Thanks to everyone for the support. I am feeling better. I think one of the hardest things about my hubby being gone is finding a happy medium between missing him constantly or being too busy to think about him at all. LOL! When you are married but living on your own for a year, your mind can be confused!
Anyway, I am thrilled for the friends I am making, the new commitment to good habits, and for fun in my life. I have a new plan to budget and get to Move Studio 5 times a week. Woo hoo! Although today I am so sore …wow. I got my butt KICKED in class yesterday. 🙂
In other news, I have been thinking. You know, I have so many regrets in my life. Often it is hard to focus on the future instead of getting down about the bad choices I made that are still effecting my life today. On the other hand, I feel so sad for those who say they live with “no regrets” with a smile. It makes me sad because without regrets, we are not in need of God. We would have no reason to change, grow closer to Him, or seek forgiveness.
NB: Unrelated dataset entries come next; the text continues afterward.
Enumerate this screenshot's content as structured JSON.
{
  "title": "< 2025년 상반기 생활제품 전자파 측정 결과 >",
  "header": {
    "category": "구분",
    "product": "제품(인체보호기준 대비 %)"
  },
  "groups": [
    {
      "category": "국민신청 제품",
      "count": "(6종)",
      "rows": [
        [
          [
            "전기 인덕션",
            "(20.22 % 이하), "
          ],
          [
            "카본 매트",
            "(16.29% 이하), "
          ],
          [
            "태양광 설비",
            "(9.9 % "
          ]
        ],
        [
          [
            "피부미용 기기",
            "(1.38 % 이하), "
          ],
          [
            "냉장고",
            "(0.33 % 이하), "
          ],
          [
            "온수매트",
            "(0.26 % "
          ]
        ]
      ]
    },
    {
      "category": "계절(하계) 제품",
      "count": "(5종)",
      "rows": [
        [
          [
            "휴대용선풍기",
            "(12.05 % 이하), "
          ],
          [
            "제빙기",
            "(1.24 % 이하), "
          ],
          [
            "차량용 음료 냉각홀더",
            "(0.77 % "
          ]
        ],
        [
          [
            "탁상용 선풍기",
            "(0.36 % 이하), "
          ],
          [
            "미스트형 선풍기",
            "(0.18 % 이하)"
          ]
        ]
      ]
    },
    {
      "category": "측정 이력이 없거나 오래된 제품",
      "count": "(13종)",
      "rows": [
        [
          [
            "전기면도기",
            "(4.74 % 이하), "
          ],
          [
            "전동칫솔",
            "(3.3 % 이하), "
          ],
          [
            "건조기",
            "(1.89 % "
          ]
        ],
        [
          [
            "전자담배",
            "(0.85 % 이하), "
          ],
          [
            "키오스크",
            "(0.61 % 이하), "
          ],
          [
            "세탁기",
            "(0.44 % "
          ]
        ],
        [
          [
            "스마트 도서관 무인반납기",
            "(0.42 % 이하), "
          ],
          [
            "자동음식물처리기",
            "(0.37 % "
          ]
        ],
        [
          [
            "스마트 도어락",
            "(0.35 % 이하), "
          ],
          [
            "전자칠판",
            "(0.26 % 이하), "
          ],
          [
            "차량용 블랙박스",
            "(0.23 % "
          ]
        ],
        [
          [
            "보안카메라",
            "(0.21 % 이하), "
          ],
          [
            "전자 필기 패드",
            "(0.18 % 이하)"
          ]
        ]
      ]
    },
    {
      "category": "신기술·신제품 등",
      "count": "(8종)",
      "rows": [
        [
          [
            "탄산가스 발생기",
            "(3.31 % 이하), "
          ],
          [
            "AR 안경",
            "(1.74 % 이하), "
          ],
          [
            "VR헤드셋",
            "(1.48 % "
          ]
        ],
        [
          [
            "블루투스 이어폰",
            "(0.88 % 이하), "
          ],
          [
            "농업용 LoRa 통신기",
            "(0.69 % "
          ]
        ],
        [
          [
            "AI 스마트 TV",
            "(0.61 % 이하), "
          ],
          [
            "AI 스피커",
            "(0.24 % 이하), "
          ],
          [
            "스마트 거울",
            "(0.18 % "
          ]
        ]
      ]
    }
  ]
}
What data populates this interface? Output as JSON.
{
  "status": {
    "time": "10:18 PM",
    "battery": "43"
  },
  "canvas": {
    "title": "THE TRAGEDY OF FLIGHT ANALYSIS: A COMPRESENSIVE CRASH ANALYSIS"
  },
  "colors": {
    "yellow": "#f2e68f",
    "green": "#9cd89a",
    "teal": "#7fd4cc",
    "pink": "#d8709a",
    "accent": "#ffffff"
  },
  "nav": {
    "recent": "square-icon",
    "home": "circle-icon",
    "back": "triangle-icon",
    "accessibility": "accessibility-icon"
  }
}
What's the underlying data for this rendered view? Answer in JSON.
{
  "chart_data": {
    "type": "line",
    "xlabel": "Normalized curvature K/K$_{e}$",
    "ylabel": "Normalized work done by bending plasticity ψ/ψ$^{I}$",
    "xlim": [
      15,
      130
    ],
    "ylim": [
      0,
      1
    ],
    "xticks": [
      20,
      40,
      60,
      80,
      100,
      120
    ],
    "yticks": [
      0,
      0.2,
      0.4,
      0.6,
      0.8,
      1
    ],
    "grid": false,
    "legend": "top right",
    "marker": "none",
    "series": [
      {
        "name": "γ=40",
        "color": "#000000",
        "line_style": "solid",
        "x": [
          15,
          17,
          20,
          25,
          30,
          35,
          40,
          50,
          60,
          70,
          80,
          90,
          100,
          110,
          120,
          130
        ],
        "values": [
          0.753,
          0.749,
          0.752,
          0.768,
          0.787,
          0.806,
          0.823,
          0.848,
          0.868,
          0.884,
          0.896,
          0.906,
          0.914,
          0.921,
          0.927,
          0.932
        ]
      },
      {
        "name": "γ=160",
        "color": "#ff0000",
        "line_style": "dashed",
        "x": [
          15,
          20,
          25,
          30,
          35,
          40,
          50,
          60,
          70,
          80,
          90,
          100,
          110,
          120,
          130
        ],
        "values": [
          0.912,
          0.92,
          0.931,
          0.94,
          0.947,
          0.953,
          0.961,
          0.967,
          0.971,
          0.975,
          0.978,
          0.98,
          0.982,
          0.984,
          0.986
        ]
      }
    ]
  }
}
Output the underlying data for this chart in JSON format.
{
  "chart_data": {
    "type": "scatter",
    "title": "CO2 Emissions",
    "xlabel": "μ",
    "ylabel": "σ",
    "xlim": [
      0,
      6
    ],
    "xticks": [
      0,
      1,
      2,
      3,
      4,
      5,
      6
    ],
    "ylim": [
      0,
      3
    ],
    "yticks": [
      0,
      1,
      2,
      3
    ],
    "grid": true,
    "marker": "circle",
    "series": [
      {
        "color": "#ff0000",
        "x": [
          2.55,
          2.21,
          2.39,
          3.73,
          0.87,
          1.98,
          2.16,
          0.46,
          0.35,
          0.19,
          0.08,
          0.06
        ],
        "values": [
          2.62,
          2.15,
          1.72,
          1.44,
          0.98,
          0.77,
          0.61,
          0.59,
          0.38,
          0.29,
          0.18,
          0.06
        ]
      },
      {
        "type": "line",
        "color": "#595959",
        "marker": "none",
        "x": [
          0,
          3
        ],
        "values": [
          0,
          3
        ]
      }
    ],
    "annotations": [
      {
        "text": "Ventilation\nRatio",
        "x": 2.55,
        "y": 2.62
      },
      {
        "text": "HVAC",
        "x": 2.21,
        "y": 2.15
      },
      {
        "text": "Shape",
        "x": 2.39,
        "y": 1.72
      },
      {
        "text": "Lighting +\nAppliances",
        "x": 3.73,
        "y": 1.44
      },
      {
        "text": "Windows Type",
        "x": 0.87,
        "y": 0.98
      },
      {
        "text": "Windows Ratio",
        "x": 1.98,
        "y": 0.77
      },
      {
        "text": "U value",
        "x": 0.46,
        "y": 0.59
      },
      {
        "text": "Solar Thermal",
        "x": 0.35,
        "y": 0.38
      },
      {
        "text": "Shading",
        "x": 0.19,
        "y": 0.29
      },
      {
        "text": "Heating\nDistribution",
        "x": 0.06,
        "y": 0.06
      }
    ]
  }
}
I guess living with no regrets is not all it’s cracked up to be…
I am giving up fast food. Today I wanted Taco Bell so bad it was RIDICULOUS! I am praying for will power. What’s the point in working out so hard if I am eating junk? Oh but how I love the junk… Eating has always been comforting and relaxing for me. I need to learn to depend on God instead of eating myself into …REGRET. 🙂
I started sewing and am making Jo a present. Possibly for her B-day, but I hope to have it ready sooner. It is fabulous for my first BIG project. It probably won’t be big to her, but to me it has been a challenge. I’m proud of how it’s turning out and think Jo will love it.